Deuxième Épître de Saint Jean
Adresse (1-3), — Amour fraternel (4-6). Les faux docteurs (1-11). — Conclusion(12-13).
Salutations
1 L’Ancien à l’élue la Dame et à ses enfants, que j’aime dans la vérité, — et non pas moi seulement, mais aussi tous ceux qui ont connu la vérité, — 2 en considération de la vérité qui demeure en nous, et qui sera éternellement avec nous : 3 la grâce, la miséricorde et la paix seront avec nous de la part de Dieu le Père et de la part de Jésus-Christ, le Fils du Père, dans la vérité et l’amour !
La vérité et l’amour
4J’ai eu bien de la joie de rencontrer de tes enfants qui marchent dans la vérité, selon le commandement que nous avons reçu du Père. 5 Et maintenant je te le demande, ô Dame, — non comme si je te prescrivais un commandement nouveau ; car c’est celui que nous avons reçu dès le commencement, — aimons-nous les uns les autres. 6 Or l’amour consiste à marcher selon ses commandements ; et, c’est son commandement, comme vous l’avez appris dès le commencement, de marcher dans l’amour.
7 Car plusieurs séducteurs ont paru dans le monde ; ils ne confessent pas Jésus comme Christ venu en chair : c’est là le séducteur et l’antéchrist. 8 Prenez garde à vous-mêmes, afin que vous ne perdiez pas le fruit de votre travail, mais que vous receviez une pleine récompense. 9 Quiconque va au-delà et ne demeure pas dans la doctrine du Christ, ne possède pas Dieu ; celui qui demeure dans cette doctrine possède et le Père et le Fils. 10 Si quelqu’un vient à vous et n’apporte pas cette doctrine, ne le recevez pas dans votre maison, et ne lui dites pas : Salut ! 11 Car celui qui lui dit : Salut ! participe à ses œuvres mauvaises.
Dernière remarques
12 Quoique j’eusse beaucoup de choses à vous écrire, je n’ai pas voulu le faire avec le papier et l’encre ; mais j’espère aller chez vous et vous entretenir de vive voix, afin que votre joie soit parfaite.
13 Les enfants de ta sœur l’élue te saluent.

Notes


*1,1 L’Ancien : ce mot ne se rapporte pas seulement au grand âge de l’auteur : il indique surtout la fonction ou la dignité. Dans la langue de l’Église au premier siècle, il désignait un prêtre ou évêque. — À l’élue (chrétienne) Kyria, ou bien à la dame Electa : il s’agit ici d’une église ou communauté chrétienne particulière personnifiée sous la figure d’une femme.

1,5 Cf. 1Jn 2,7.

1,7 Comme Christ, comme le Messie, fils de Dieu, sauveur du monde ; ou bien, ne confessent pas Jésus-Christ vent en chair.

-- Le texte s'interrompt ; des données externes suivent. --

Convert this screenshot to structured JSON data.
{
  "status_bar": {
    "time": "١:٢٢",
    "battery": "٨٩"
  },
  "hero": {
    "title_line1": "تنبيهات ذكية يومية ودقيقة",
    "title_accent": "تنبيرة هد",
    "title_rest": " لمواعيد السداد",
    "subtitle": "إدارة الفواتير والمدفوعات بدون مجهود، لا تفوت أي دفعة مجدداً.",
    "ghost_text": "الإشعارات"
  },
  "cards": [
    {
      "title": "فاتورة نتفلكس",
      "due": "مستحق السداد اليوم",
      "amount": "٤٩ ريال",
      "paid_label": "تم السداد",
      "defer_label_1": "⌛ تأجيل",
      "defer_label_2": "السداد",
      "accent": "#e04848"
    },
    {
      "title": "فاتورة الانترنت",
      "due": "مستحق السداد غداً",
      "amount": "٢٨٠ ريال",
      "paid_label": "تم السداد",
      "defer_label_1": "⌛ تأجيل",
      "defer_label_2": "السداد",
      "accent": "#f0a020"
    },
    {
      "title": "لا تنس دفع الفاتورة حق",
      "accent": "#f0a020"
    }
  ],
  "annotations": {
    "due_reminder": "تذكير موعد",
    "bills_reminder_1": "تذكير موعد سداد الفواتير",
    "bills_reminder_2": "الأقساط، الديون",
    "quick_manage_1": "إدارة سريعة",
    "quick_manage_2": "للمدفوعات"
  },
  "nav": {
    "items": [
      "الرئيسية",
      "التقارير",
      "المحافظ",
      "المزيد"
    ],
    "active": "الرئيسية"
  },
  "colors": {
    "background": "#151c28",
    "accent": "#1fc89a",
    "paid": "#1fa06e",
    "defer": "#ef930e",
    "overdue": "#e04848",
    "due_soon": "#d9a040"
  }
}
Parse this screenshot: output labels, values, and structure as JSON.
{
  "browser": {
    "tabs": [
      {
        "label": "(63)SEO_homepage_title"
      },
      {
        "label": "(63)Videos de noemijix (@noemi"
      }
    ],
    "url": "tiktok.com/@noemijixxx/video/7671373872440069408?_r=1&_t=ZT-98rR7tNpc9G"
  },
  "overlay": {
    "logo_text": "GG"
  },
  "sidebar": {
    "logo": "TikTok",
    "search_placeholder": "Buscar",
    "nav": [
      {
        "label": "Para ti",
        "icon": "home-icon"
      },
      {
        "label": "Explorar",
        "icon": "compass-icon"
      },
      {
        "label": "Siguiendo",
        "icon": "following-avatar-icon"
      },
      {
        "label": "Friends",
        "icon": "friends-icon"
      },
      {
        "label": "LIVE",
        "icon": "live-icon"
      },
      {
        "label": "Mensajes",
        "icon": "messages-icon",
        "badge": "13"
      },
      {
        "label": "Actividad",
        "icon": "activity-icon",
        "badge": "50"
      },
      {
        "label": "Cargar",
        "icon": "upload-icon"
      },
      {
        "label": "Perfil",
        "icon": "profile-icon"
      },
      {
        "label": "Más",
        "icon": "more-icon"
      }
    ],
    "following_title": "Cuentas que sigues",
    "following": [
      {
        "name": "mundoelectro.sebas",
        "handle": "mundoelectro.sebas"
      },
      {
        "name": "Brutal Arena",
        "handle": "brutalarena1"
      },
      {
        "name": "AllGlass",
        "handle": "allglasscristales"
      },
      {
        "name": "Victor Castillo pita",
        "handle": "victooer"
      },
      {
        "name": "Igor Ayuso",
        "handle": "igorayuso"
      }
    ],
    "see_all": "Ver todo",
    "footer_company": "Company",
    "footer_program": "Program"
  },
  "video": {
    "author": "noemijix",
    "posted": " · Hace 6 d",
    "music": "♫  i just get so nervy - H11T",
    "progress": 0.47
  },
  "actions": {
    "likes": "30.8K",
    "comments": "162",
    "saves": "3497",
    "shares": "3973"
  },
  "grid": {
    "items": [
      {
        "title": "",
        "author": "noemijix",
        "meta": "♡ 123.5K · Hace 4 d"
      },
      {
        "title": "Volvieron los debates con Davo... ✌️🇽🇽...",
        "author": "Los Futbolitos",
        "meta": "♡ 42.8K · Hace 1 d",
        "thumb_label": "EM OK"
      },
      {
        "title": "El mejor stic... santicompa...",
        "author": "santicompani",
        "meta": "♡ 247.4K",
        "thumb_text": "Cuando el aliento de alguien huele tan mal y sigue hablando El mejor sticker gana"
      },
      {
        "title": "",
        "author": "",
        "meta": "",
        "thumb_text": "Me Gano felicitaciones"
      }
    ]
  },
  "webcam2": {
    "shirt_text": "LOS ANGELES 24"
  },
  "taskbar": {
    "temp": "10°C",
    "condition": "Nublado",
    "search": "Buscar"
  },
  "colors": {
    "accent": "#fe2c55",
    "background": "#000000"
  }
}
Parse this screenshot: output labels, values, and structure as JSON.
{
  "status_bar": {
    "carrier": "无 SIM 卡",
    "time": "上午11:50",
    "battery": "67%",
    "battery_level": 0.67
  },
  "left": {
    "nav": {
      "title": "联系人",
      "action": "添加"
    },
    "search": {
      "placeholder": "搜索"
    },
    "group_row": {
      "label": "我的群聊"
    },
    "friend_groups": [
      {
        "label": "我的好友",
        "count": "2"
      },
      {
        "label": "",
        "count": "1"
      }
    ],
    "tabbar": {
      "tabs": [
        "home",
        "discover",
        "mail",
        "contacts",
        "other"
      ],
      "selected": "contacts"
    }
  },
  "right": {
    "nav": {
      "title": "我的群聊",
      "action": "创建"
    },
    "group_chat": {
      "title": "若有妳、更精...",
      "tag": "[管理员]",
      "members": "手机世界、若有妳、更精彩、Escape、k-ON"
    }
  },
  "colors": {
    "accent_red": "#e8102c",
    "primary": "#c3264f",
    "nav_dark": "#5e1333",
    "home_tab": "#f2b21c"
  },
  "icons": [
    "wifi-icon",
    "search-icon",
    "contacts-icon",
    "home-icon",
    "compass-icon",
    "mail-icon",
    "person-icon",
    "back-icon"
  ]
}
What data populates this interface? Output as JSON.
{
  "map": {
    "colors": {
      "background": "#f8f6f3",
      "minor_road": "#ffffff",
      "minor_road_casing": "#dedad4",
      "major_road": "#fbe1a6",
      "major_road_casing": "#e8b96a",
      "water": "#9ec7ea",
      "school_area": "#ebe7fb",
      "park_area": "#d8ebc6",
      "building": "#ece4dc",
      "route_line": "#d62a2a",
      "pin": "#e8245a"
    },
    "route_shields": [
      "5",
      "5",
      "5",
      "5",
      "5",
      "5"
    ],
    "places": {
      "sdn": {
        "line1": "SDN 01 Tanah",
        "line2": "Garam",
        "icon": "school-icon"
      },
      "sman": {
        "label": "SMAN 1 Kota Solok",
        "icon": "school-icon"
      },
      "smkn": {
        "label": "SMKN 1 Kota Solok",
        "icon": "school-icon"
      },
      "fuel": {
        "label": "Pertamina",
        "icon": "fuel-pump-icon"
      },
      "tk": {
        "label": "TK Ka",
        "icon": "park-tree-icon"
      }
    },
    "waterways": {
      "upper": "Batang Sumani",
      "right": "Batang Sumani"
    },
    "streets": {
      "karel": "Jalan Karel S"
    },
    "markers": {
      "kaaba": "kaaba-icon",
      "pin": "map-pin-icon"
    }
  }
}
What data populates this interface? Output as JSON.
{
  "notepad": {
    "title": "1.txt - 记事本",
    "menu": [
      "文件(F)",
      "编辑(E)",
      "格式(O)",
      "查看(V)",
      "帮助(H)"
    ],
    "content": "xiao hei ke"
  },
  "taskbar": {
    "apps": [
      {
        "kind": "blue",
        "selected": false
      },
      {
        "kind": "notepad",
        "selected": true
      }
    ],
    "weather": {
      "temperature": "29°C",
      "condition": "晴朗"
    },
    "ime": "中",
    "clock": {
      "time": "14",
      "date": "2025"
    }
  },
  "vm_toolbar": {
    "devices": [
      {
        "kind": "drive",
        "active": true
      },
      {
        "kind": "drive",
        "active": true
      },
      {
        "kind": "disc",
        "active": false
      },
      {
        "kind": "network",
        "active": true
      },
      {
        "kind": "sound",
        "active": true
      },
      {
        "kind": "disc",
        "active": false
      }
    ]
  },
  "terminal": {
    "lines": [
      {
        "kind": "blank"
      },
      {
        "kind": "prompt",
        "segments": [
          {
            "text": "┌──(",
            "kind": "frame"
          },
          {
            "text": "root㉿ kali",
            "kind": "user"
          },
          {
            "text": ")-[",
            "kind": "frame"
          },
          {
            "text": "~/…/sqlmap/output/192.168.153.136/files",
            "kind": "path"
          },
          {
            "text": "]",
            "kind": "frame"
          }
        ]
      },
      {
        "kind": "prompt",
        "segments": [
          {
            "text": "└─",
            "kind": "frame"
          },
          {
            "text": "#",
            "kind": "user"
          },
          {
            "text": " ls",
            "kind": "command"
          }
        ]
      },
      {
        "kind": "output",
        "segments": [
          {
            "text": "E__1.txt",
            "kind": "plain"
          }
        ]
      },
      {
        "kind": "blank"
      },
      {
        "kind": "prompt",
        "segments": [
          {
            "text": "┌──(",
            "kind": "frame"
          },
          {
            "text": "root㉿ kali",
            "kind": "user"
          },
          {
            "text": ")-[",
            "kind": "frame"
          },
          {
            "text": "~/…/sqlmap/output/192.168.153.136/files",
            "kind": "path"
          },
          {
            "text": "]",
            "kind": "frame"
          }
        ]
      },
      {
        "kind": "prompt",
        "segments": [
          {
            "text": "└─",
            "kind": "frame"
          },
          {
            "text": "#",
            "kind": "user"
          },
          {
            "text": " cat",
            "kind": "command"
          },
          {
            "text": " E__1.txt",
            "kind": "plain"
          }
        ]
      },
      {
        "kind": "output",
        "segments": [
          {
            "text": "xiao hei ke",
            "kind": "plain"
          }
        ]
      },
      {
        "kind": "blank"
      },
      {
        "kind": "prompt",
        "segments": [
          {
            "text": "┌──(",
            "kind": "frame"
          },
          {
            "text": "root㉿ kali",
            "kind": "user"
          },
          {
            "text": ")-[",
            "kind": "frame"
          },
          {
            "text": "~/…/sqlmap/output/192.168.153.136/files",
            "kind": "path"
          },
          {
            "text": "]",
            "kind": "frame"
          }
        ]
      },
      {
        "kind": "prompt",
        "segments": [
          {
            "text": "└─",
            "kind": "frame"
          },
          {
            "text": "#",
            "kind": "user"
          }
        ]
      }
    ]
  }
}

1,8 Votre travail moral, vos bonnes œuvres. D’après une autre leçon très autorisée, de notre travail, des travaux de l’Apôtre au milieu d’eux.

§1,9 Va au-delà, quelques manuscrits, dont la Peshitta, ont : transgresse.

*1,13 C’est-à-dire les fidèles de l’Église, élue de Dieu, d’où je t’écris, te saluent.